Observatoire indépendant d'information et de réflexion sur le communautarisme, la laïcité, les discriminations et le racisme


Discours et positions

Mais que deviennent les citoyens ?

par Jean-Yves Autexier, ancien sénateur, conseiller de Paris

Réagissant aux déclarations de Sophia Chikirou (« A quoi bon jouer le jeu de l'intégration républicaine si nous devons être écartés au profit d'autres qui font ouvertement le choix du communautarisme ? »), l'ancien sénateur MRC Jean-Yves Autexier, conseiller de Paris, déclare ici que « dès lors qu'on s'écarte du principe du choix d'un candidat sur options politiques –sous le contrôle des citoyens- on se dirige bien vite vers un choix sur critère racial –dans les antichambres des partis ».
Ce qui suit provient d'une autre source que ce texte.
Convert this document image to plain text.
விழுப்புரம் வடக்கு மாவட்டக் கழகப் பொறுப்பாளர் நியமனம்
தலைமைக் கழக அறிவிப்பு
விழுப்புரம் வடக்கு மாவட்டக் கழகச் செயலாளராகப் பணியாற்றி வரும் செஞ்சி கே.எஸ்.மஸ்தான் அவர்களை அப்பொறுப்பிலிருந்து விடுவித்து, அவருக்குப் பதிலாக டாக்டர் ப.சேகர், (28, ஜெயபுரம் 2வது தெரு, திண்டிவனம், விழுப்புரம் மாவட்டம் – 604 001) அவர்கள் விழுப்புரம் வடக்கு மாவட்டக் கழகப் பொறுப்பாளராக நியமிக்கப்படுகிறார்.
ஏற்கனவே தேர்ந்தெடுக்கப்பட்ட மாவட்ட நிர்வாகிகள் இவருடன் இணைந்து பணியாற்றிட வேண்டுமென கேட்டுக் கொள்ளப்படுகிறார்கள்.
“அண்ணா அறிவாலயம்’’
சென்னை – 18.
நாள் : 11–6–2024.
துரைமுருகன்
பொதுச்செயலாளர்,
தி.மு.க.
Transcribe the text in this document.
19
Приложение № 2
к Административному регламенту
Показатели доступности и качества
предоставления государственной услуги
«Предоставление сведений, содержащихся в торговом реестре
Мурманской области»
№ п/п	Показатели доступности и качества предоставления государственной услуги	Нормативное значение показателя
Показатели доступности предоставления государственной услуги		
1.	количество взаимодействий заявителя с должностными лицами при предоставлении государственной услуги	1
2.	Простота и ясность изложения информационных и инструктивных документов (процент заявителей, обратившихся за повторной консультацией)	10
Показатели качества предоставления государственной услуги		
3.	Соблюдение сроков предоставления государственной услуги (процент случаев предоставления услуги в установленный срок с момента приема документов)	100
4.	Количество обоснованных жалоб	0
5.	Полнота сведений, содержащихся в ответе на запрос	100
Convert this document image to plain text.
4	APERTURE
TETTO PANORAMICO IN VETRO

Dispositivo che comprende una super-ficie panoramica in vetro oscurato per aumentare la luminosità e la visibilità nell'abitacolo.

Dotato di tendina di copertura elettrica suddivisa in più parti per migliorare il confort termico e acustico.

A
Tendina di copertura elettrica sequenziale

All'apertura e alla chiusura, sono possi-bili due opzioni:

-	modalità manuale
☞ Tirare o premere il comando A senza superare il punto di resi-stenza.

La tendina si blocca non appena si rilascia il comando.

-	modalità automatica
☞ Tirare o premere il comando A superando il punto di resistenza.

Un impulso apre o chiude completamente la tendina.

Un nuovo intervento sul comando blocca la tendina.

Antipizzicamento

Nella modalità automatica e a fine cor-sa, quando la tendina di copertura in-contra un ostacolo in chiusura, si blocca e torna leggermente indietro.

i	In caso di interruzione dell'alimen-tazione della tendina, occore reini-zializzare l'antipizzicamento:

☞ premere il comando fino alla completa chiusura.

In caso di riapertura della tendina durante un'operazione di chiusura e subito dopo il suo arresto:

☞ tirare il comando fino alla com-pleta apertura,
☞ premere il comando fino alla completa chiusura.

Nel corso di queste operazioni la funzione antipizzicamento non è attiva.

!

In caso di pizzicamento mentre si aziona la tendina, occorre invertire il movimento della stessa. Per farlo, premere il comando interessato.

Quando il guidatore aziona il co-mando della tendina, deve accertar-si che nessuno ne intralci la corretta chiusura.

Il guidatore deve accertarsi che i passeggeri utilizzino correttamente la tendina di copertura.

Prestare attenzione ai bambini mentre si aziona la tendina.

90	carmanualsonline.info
Jean-Yves Autexier (source : senat.fr, droits réservés)
Jean-Yves Autexier (source : senat.fr, droits réservés)
L’intéressant entretien de Sophia Chikirou me fait poser la question.
Les citoyens du 20ème arrondissement de Paris sont devenus en effet les otages d’un genre nouveau.

Un appareil politique –en l’occurrence le PS- est en train de choisir qui les représentera à l’Assemblée nationale. Sur quels critères ? Evoqueront-ils leur attitude vis-à-vis de la « constitution européenne », du service public, de nos relations avec l’Asie émergente, avec les Etats-Unis… ? Apparemment, c’est la couleur de la peau qui fait la différence !

Il y a quelque chose d’indécent à voir les chantres de la démocratie choisir en lieu et place des électeurs –mais aussi semble-t-il en lieu et place de ceux qui font vivre l’engagement politique sur le terrain, le ou là député de cette circonscription, pris comme exemple. On voit que l’apologie du différentialisme va de pair avec le mépris du peuple des électeurs. Lesquels n’ont rien à dire : un parti est censé choisir pour eux leur député, selon un critère d’origine.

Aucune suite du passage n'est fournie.